Shmueli E, Walker M, Alberti G, Record C O
Gastroenterology and Liver Unit, Royal Victoria Infirmary, University of Newcastle Upon Tyne, United Kingdom.
Hepatology. 1993 Jul;18(1):86-95.
The site of impaired glucose uptake in cirrhosis is uncertain. We therefore performed hyperglycemic clamps (glucose 10 mmol/L) in 10 patients with compensated alcoholic cirrhosis and impaired glucose tolerance and in six control subjects. Muscle glucose uptake was estimated in patients and controls with the forearm technique. In the cirrhotic subjects splanchnic glucose uptake was measured with hepatic vein catheterization and primed continuous infusions of indocyanine green and [6-3H]glucose. To assess insulin-independent glucose uptake and the effects of elevated nonesterified fatty acid levels on glucose uptake, we repeated the study with somatostatin to induce insulin deficiency and a nicotinic acid analog, acipimox, to inhibit lipolysis. Substrate disposal was assessed on indirect calorimetry. Despite similar stimulated insulin levels, total glucose utilization was lower in the cirrhotic subjects (3.9 +/- 0.3 vs. 8.8 +/- 1.7 mg/kg/min, p = 0.006). This deficiency was accounted for by lower nonoxidative glucose disposal (1.2 +/- 0.2 vs. 5.8 +/- 1.6 mg/kg/min, p = 0.002). Forearm glucose uptake was lower in the cirrhotic subjects (0.39 +/- 0.06 vs. 1.21 +/- 0.3 mg/100 ml/min, p = 0.001). However, splanchnic glucose uptake at 1.59 +/- 0.14 mg/kg/min was similar to that reported in other studies of normal subjects. Insulin-independent glucose uptake was normal, and acipimox had no effect on total or forearm glucose utilization. Glucose intolerance in cirrhosis is characterized by impaired peripheral insulin-stimulated non-oxidative glucose disposal. The high nonesterified fatty acid levels seen in cirrhosis most likely do not contribute to this defect. Splanchnic glucose uptake is normal in cirrhosis.

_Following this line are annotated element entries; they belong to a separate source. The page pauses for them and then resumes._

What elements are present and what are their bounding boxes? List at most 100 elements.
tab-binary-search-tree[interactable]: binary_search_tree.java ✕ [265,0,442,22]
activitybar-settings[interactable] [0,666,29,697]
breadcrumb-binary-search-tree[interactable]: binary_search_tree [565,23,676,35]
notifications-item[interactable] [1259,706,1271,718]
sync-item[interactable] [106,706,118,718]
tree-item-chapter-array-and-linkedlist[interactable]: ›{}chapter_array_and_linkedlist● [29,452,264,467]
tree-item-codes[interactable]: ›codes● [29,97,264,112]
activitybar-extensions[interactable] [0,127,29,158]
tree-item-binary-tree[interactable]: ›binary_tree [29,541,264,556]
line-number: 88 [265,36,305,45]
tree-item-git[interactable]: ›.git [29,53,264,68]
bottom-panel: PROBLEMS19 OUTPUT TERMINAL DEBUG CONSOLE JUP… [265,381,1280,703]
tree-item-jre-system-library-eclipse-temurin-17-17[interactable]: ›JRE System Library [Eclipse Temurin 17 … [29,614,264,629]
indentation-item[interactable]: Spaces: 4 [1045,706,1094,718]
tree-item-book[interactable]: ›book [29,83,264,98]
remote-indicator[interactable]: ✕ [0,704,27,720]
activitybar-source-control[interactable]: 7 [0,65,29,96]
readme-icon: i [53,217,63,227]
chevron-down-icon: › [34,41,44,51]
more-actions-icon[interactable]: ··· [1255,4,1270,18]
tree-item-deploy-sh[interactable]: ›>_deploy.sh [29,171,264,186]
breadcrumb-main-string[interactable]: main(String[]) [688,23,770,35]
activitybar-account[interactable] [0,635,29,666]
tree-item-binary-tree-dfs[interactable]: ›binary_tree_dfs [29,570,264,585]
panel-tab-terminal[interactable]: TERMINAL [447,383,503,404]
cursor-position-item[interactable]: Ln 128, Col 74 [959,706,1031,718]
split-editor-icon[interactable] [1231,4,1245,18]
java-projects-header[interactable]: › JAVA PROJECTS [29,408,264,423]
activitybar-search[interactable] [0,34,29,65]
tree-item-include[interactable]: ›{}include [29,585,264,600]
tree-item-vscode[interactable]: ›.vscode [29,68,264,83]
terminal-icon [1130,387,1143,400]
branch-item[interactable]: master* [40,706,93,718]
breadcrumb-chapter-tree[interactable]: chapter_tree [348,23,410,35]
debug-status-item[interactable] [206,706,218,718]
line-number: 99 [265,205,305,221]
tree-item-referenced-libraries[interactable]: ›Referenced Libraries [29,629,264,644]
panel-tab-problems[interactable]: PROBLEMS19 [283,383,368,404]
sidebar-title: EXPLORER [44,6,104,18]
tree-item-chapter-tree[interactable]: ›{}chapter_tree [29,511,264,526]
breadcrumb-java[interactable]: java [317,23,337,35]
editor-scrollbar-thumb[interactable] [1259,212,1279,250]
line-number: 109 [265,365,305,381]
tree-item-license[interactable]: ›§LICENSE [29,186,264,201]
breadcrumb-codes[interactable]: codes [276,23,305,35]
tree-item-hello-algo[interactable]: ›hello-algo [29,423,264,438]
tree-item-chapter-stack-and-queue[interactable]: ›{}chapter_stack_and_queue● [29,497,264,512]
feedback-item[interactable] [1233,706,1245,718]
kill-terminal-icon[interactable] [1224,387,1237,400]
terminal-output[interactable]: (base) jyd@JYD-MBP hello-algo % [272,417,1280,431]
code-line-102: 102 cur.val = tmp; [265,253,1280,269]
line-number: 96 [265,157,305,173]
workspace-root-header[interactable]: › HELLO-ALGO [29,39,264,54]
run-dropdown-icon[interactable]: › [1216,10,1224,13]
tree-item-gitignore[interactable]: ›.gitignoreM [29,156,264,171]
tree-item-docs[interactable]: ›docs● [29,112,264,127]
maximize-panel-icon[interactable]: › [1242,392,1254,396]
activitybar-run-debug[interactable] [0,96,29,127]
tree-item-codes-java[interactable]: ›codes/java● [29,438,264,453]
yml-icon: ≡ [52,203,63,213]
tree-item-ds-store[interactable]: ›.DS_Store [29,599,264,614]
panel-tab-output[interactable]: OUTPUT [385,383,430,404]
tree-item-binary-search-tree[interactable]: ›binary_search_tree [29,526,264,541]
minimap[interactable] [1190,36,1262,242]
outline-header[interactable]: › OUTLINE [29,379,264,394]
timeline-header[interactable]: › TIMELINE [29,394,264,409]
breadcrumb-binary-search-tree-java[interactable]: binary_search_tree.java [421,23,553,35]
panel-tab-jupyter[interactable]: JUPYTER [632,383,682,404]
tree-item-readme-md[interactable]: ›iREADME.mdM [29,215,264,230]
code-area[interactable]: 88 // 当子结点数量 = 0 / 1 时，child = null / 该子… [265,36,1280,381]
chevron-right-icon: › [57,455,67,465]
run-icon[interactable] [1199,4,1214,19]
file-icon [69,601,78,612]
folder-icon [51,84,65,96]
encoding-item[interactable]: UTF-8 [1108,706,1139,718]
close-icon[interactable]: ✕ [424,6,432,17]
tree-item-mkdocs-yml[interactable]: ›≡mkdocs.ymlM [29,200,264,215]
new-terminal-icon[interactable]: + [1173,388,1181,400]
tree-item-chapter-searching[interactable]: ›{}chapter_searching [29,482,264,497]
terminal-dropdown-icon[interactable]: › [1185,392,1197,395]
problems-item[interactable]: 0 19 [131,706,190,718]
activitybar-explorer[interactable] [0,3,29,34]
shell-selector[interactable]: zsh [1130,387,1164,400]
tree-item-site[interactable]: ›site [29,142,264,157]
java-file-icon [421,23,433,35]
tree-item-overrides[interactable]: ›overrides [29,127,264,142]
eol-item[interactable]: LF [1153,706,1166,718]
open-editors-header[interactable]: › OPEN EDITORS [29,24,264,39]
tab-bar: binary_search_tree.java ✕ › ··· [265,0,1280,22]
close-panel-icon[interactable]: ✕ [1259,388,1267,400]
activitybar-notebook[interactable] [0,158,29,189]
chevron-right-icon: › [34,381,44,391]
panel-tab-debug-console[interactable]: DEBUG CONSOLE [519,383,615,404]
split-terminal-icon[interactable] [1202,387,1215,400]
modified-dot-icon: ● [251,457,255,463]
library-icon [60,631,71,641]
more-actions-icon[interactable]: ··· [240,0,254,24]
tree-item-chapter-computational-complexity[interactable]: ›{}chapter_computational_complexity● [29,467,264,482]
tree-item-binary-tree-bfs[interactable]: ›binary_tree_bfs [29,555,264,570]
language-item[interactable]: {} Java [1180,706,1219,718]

肝硬化患者葡萄糖摄取受损的部位尚不确定。因此,我们对10例代偿期酒精性肝硬化且糖耐量受损的患者以及6例对照者进行了高血糖钳夹试验(葡萄糖浓度为10 mmol/L)。采用前臂技术评估患者和对照者的肌肉葡萄糖摄取情况。对于肝硬化受试者,通过肝静脉插管以及吲哚菁绿和[6-³H]葡萄糖的首剂连续输注来测量内脏葡萄糖摄取。为了评估胰岛素非依赖型葡萄糖摄取以及非酯化脂肪酸水平升高对葡萄糖摄取的影响,我们使用生长抑素诱导胰岛素缺乏,并使用烟酸类似物阿西莫司抑制脂肪分解,重复了该研究。通过间接测热法评估底物处置情况。尽管刺激后的胰岛素水平相似,但肝硬化受试者的总葡萄糖利用率较低(3.9±0.3 vs. 8.8±1.7 mg/kg/min,p = 0.006)。这种不足是由于非氧化葡萄糖处置较低(1.2±0.2 vs. 5.8±1.6 mg/kg/min,p = 0.002)。肝硬化受试者的前臂葡萄糖摄取较低(0.39±0.06 vs. 1.21±0.3 mg/100 ml/min,p = 0.001)。然而,内脏葡萄糖摄取为1.59±0.14 mg/kg/min,与其他正常受试者研究中报告的相似。胰岛素非依赖型葡萄糖摄取正常,阿西莫司对总葡萄糖或前臂葡萄糖利用率无影响。肝硬化患者的糖耐量异常表现为外周胰岛素刺激的非氧化葡萄糖处置受损。肝硬化中所见的高非酯化脂肪酸水平很可能与这一缺陷无关。肝硬化患者的内脏葡萄糖摄取正常。